Can’t comment about Swarthmore, but as for Carleton … well, it sort of depends on your definition of “heavy” or of “integral” [li]. However, to give some concrete data, and to drive the point home on what other posters have been saying about how common pot is on college campuses in 2017:[/li]
Marijuana use by Carleton men:
Used in past year: 54.5%
“Currently” using: 34.8%
Carleton is not on the PR “Reefer Madness” list, and yet about half the students inhale at least once a year, and apparently more than half of those students do it regularly.
About 9.6% of students reported using other drugs (5.7% using ecstasy and 5.7% using hallucinogens). (This is actually a bit lower from my era, when LSD and mushrooms were big — about 10 or 20% according to one unscientific survey conducted by the school newspaper.) Hard drug use, however, is relatively rare at Carleton (cocaine 3.2%, opiates 0.4%, e.g.).

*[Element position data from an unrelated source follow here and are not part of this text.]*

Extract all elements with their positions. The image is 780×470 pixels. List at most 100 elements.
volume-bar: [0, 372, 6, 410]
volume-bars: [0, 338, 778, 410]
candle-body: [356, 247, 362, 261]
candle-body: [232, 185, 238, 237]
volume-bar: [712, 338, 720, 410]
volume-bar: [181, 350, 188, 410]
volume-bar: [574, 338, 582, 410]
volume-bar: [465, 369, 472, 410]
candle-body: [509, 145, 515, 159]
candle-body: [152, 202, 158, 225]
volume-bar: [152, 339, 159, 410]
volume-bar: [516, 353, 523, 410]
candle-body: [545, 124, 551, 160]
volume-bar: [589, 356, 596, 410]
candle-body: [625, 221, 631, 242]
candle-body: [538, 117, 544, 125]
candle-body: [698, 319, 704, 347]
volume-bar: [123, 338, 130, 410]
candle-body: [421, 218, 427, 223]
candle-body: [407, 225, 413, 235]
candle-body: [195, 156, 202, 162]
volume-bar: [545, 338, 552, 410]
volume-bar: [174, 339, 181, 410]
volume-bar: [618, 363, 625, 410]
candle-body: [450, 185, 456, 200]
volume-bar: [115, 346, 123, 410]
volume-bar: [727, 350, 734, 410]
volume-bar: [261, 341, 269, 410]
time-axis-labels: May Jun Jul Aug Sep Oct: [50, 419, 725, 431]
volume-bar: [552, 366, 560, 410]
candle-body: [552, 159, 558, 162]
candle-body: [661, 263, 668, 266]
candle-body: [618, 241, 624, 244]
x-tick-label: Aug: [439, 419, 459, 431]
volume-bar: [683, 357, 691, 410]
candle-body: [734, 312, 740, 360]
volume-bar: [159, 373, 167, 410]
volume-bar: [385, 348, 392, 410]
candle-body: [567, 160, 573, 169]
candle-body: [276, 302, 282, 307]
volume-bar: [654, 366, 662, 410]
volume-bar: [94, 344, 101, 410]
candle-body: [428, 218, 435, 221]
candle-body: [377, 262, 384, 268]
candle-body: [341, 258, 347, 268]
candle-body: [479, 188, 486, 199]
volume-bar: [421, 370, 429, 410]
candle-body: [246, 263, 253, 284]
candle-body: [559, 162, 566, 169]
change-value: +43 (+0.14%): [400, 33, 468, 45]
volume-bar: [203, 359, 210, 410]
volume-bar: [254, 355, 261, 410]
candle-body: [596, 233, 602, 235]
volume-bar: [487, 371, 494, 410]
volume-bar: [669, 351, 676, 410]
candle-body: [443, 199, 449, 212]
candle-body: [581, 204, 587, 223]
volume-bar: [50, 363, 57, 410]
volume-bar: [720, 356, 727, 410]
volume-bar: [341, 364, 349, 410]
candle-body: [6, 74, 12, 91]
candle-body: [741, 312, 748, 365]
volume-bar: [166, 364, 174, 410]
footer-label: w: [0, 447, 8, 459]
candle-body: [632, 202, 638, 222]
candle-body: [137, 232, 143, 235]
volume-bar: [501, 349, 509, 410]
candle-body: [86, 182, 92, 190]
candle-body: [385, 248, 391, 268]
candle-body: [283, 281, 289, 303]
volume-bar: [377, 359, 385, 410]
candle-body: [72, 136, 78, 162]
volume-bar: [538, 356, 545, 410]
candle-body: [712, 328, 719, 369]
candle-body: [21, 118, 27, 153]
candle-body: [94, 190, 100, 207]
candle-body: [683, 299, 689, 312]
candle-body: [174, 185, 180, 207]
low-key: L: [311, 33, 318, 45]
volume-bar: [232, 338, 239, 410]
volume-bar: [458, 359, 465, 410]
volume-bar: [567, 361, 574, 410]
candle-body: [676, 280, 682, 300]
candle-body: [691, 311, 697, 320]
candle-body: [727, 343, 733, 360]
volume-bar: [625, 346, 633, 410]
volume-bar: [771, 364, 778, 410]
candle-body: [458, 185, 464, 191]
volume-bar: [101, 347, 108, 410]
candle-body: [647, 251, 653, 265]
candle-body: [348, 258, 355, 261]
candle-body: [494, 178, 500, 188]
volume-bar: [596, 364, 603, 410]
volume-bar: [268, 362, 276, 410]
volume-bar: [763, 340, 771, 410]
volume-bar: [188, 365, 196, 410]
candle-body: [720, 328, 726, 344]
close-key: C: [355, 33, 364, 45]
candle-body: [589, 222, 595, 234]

Source: 2015 Boynton Health Service Survey Team, University of Minnesota. 2015 College Student Health Survey Report: Health and Health-Related Behaviors: Carleton College Students, pages 17-23.
The same report also gives the following nation-wide averages for weed use: 35.5% within the past year, 20.6% regularly using. So, yeah, substance-free floors are probably advisable regardless of which school OP’s son ends up choosing.
[*] Based on my experience at Carleton, there’s probably a relatively small fraction of what I’d call truly heavy users while most are less frequent users (perhaps once/twice a week on Friday/Saturday nights, or a handful of times per term at occasions like end of finals, Halloween, Mai Fete). I probably wouldn’t call it “integral” to Carleton, though I’d say exactly the same about Reed; several relatives and acquaintances of mine are Reedies, and, AFAIK, none of them use drugs!